Small God of the Dozens
Supporter
How do you know? There is no way to tell who Deadpool is talking to.

But what certainly isn't happening is Deadpool sitting next to you in the movie theatre telling you what is happening. Because Deadpool isn't real, and therefore cannot address anyone directly.
Well, he talks about the studio that made the movie not being able to afford another X-Man, so that's a pretty clear indicator that he's not addressing a fictional in-world character, or even a fictional in-world reader. Also, of course Deadpool is real, he's a real character in a movie. You can get granular about exactly who's doing the addressing if you like, but it it's not really germane to the subject at hand. The character of Deadpool addresses the theater audience directly.
Because there is no fictional audience. Banner is not really there listening to Tony Stark talk. The clue is in the word "fictional". The addition of the credits sequence is no different to the old "opening of a storybook" at the beginning of a movie to justify the narrator. It's a frame. Sometimes you can see the frame, and sometimes you can't, but the movie is just the same.
Again, no offense, but so what. The character is either aware of the actual audience, and aware of the fiction he inhabits or he isn't. Tony Stark isn't. Deapool is. And there we are.

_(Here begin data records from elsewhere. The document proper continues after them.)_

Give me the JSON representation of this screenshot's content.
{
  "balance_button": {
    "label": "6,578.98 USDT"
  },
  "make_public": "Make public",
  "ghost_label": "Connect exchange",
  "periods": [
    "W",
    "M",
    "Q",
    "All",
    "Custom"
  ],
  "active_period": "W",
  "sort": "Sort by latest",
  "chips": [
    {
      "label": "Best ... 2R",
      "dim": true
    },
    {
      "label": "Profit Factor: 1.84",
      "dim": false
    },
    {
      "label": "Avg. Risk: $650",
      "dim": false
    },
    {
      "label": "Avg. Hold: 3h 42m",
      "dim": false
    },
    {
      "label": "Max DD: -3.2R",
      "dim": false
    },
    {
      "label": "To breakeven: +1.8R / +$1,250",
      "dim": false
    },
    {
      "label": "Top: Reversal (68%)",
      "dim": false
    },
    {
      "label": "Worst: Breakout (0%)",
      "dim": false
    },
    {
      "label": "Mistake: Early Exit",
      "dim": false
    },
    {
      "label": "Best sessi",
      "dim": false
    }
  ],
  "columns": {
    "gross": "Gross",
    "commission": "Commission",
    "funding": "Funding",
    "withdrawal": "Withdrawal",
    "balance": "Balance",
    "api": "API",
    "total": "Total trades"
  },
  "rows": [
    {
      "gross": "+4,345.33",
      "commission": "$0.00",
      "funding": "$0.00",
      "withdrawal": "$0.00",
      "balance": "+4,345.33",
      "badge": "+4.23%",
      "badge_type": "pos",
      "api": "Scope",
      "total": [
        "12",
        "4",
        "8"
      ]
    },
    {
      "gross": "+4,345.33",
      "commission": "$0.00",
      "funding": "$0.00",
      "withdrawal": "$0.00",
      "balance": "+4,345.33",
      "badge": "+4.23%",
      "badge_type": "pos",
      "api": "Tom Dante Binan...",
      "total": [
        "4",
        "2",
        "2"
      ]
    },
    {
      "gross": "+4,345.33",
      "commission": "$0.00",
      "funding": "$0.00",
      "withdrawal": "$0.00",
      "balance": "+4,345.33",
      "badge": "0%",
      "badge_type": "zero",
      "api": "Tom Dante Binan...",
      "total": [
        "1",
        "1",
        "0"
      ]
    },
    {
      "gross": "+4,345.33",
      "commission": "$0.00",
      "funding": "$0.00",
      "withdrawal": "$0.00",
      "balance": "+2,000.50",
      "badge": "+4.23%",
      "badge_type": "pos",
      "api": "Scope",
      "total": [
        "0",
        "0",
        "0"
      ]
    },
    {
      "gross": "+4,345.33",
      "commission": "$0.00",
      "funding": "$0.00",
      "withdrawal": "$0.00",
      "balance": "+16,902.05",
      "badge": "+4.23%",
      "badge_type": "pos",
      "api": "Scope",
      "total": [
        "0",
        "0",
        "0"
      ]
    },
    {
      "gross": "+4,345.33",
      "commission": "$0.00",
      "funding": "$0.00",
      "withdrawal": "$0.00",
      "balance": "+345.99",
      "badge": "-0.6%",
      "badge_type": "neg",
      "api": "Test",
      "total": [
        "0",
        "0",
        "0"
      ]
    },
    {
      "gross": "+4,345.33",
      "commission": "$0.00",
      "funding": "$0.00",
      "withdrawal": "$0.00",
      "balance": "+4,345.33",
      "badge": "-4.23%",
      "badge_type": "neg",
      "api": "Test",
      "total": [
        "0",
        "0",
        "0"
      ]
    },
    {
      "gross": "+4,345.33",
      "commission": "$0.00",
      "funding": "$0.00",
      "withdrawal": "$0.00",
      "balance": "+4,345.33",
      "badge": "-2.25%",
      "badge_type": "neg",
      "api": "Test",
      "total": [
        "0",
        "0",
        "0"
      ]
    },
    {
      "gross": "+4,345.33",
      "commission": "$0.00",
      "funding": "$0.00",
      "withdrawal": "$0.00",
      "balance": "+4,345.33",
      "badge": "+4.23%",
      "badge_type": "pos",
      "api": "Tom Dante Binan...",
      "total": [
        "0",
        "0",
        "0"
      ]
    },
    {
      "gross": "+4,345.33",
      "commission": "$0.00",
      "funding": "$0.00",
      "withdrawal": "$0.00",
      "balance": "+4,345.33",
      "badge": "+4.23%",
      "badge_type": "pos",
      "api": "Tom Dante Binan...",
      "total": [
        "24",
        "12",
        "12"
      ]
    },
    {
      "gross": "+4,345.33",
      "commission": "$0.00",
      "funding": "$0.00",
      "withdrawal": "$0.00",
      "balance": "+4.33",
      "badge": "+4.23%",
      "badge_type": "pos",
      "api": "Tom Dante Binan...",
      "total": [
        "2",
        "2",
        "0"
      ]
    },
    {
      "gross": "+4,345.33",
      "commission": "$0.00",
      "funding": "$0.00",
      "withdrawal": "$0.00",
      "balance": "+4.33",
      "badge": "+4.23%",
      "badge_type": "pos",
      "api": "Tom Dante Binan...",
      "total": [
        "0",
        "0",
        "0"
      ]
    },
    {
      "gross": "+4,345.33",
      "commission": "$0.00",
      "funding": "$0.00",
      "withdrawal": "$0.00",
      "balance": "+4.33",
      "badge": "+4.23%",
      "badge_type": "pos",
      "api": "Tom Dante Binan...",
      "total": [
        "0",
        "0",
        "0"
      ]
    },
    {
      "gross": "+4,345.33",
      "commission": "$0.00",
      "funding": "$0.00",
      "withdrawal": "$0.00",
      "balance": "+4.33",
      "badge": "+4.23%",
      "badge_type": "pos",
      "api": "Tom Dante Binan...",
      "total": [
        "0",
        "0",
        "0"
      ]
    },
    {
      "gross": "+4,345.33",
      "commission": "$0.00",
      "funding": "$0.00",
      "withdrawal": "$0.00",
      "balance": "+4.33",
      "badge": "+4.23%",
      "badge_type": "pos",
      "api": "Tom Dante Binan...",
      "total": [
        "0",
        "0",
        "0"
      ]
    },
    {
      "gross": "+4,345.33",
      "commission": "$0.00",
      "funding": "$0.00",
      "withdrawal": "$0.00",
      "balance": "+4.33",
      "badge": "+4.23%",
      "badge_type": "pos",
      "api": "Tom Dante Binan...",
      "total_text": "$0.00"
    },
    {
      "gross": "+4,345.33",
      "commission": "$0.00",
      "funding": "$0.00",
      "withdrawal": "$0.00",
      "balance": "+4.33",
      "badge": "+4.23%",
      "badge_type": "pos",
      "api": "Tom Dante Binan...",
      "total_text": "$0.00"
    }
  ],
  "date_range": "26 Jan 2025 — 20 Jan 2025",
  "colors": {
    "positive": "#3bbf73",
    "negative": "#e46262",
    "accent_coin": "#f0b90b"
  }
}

I feel like we're pretty obviously not going to agree here. I'm fine with that. Thanks for the back and forth.
 

Umbran

Mod Squad
Staff member
No, it isn't, not in the way I described.
Is the way you described it the only way that matters? If not, maybe being open to discussing its meta-awareness more broadly would be more constructive than arguing over the one specific type of expression of that awareness?
 

Fenris-77

Small God of the Dozens
Supporter
Is the way you described it the only way that matters? If not, maybe being open to discussing its meta-awareness more broadly would be more constructive than arguing over the one specific type of expression of that awareness?
The only way that matters in general? Goodness no. The specific nature of the fourth wall breaking is precisely the difference in question though, so yeah, it is kind of important. I already granted the meta awareness of The Princess Bride, and was attempting to describe where that meta awareness differed from Deadpool.